The West Reserve was a block settlement plot of land in Manitoba set aside by the Government of Canada exclusively for settlement by Russian Mennonite settlers in 1876.
After signing Treaty 1 with the Anishinabe and Swampy Cree First Nations, the Canadian government sent William Hespeler to recruit Mennonite farmers to the region. In 1873 Mennonite delegates from the Russian Empire, (David Klassen, Jacob Peters, Heinrich Wiebe, and Cornelius Toews), visited the area and agreed to a Privilegium outlining religious freedom, military exemption, and land. This land became known as the East Reserve, because it was east of the Red River. 

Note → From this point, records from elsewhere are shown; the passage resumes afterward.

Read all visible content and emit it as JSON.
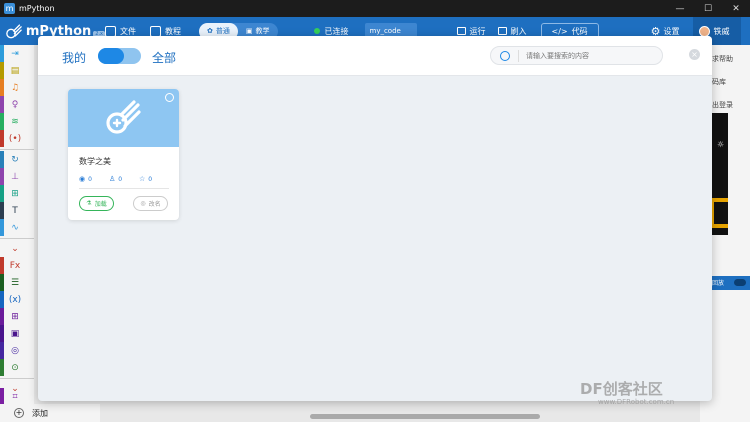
{
  "window": {
    "title": "mPython",
    "minimize": "—",
    "maximize": "☐",
    "close": "✕"
  },
  "app": {
    "name": "mPython",
    "version_badge": "2.x",
    "nav": [
      {
        "label": "文件"
      },
      {
        "label": "教程"
      }
    ],
    "mode": {
      "normal": "普通",
      "teaching": "教学"
    },
    "connection": "已连接",
    "filename": "my_code",
    "run": "运行",
    "flash": "刷入",
    "code": "代码",
    "settings": "设置",
    "user": "铁威"
  },
  "background_right": {
    "help": "求帮助",
    "library": "码库",
    "logout": "出登录",
    "bar_label": "回放"
  },
  "palette": {
    "add_label": "添加"
  },
  "modal": {
    "tab_mine": "我的",
    "tab_all": "全部",
    "search_placeholder": "请输入要搜索的内容",
    "close": "×",
    "cards": [
      {
        "title": "数学之美",
        "views": "0",
        "likes": "0",
        "stars": "0",
        "load_label": "加载",
        "rename_label": "改名"
      }
    ]
  },
  "watermark": {
    "main": "DF创客社区",
    "sub": "www.DFRobot.com.cn"
  },
  "colors": {
    "brand_blue": "#1e6fc0",
    "card_cover": "#8ec6f2",
    "green": "#35b55a"
  }
}
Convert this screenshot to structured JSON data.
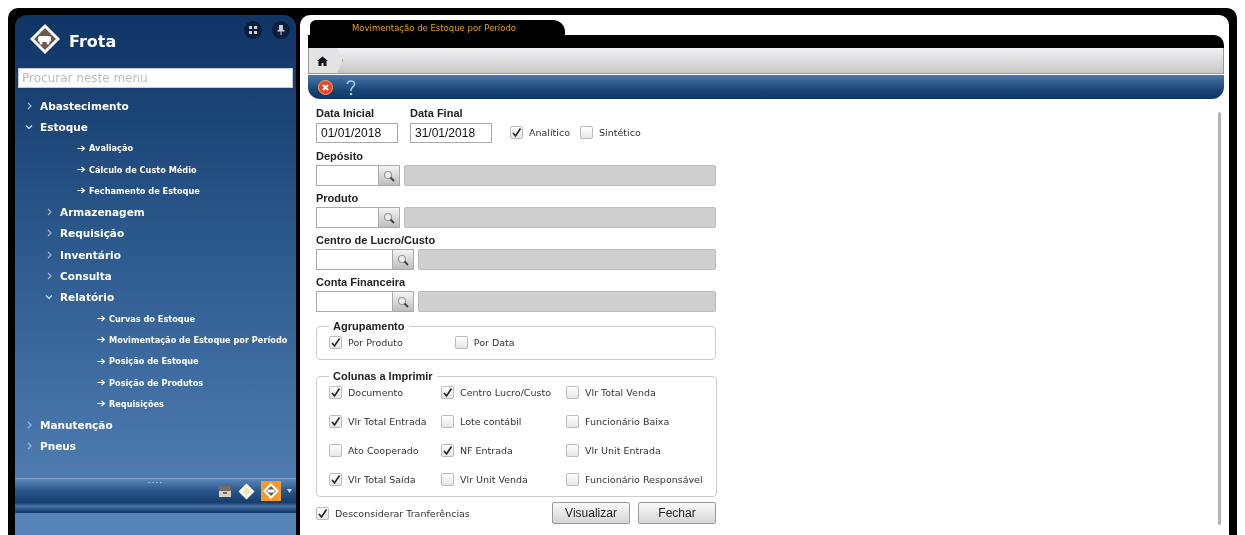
{
  "sidebar": {
    "title": "Frota",
    "search": {
      "placeholder": "Procurar neste menu"
    },
    "items": [
      {
        "kind": "group",
        "label": "Abastecimento",
        "expanded": false
      },
      {
        "kind": "group",
        "label": "Estoque",
        "expanded": true,
        "children": [
          {
            "kind": "leaf",
            "label": "Avaliação"
          },
          {
            "kind": "leaf",
            "label": "Cálculo de Custo Médio"
          },
          {
            "kind": "leaf",
            "label": "Fechamento de Estoque"
          },
          {
            "kind": "group",
            "label": "Armazenagem",
            "expanded": false
          },
          {
            "kind": "group",
            "label": "Requisição",
            "expanded": false
          },
          {
            "kind": "group",
            "label": "Inventário",
            "expanded": false
          },
          {
            "kind": "group",
            "label": "Consulta",
            "expanded": false
          },
          {
            "kind": "group",
            "label": "Relatório",
            "expanded": true,
            "children": [
              {
                "kind": "leaf",
                "label": "Curvas do Estoque"
              },
              {
                "kind": "leaf",
                "label": "Movimentação de Estoque por Período"
              },
              {
                "kind": "leaf",
                "label": "Posição de Estoque"
              },
              {
                "kind": "leaf",
                "label": "Posição de Produtos"
              },
              {
                "kind": "leaf",
                "label": "Requisições"
              }
            ]
          }
        ]
      },
      {
        "kind": "group",
        "label": "Manutenção",
        "expanded": false
      },
      {
        "kind": "group",
        "label": "Pneus",
        "expanded": false
      }
    ],
    "footer_handle": "...."
  },
  "tab": {
    "label": "Movimentação de Estoque por Período",
    "selected": true
  },
  "form": {
    "date_fields": [
      {
        "label": "Data Inicial",
        "value": "01/01/2018"
      },
      {
        "label": "Data Final",
        "value": "31/01/2018"
      }
    ],
    "mode_options": [
      {
        "label": "Analítico",
        "checked": true
      },
      {
        "label": "Sintético",
        "checked": false
      }
    ],
    "lookups": [
      {
        "label": "Depósito"
      },
      {
        "label": "Produto"
      },
      {
        "label": "Centro de Lucro/Custo"
      },
      {
        "label": "Conta Financeira"
      }
    ],
    "grouping": {
      "title": "Agrupamento",
      "options": [
        {
          "label": "Por Produto",
          "checked": true
        },
        {
          "label": "Por Data",
          "checked": false
        }
      ]
    },
    "columns": {
      "title": "Colunas a Imprimir",
      "options": [
        {
          "label": "Documento",
          "checked": true
        },
        {
          "label": "Centro Lucro/Custo",
          "checked": true
        },
        {
          "label": "Vlr Total Venda",
          "checked": false
        },
        {
          "label": "Vlr Total Entrada",
          "checked": true
        },
        {
          "label": "Lote contábil",
          "checked": false
        },
        {
          "label": "Funcionário Baixa",
          "checked": false
        },
        {
          "label": "Ato Cooperado",
          "checked": false
        },
        {
          "label": "NF Entrada",
          "checked": true
        },
        {
          "label": "Vlr Unit Entrada",
          "checked": false
        },
        {
          "label": "Vlr Total Saída",
          "checked": true
        },
        {
          "label": "Vlr Unit Venda",
          "checked": false
        },
        {
          "label": "Funcionário Responsável",
          "checked": false
        }
      ]
    },
    "ignore_transfers": {
      "label": "Desconsiderar Tranferências",
      "checked": true
    },
    "buttons": [
      {
        "label": "Visualizar"
      },
      {
        "label": "Fechar"
      }
    ]
  }
}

After two years, however, it was determined that the land of East Reserve was limited and unsuitable for farming, so a second larger reserve on the west side of the Red River was established in 1876. This land became known as the West Reserve. Many of the Mennonite settlers of the West Reserve stayed at Fort Dufferin before venturing out to establish villages in the reserve. In 1878, more than 200 Bergthal Mennonite relocated to the more fertile region of the West Reserve, and later immigrants moved directly to the region from Russia. These settlers established more than 70 villages, many of which still remain today including Altona, Neubergthal, Reinland, Sommerfeld and many others.

Each village was governed by a Schulz, or mayor, and the entire West Reserve was governed by an Oberschulz. This system of governance ended with the establishment of Rural Municipalities. Rather than using open field farming, Mennonites lived in street villages called Strassendorfs, and built housebarns, many of which remain today in villages such as Sommerfeld, Neubergthal, Reinland and many others.

In 1897, the area was visited by Russian prince and anarchist Peter Kropotkin who praised the local Mennonites for their industriousness and communal lifestyle.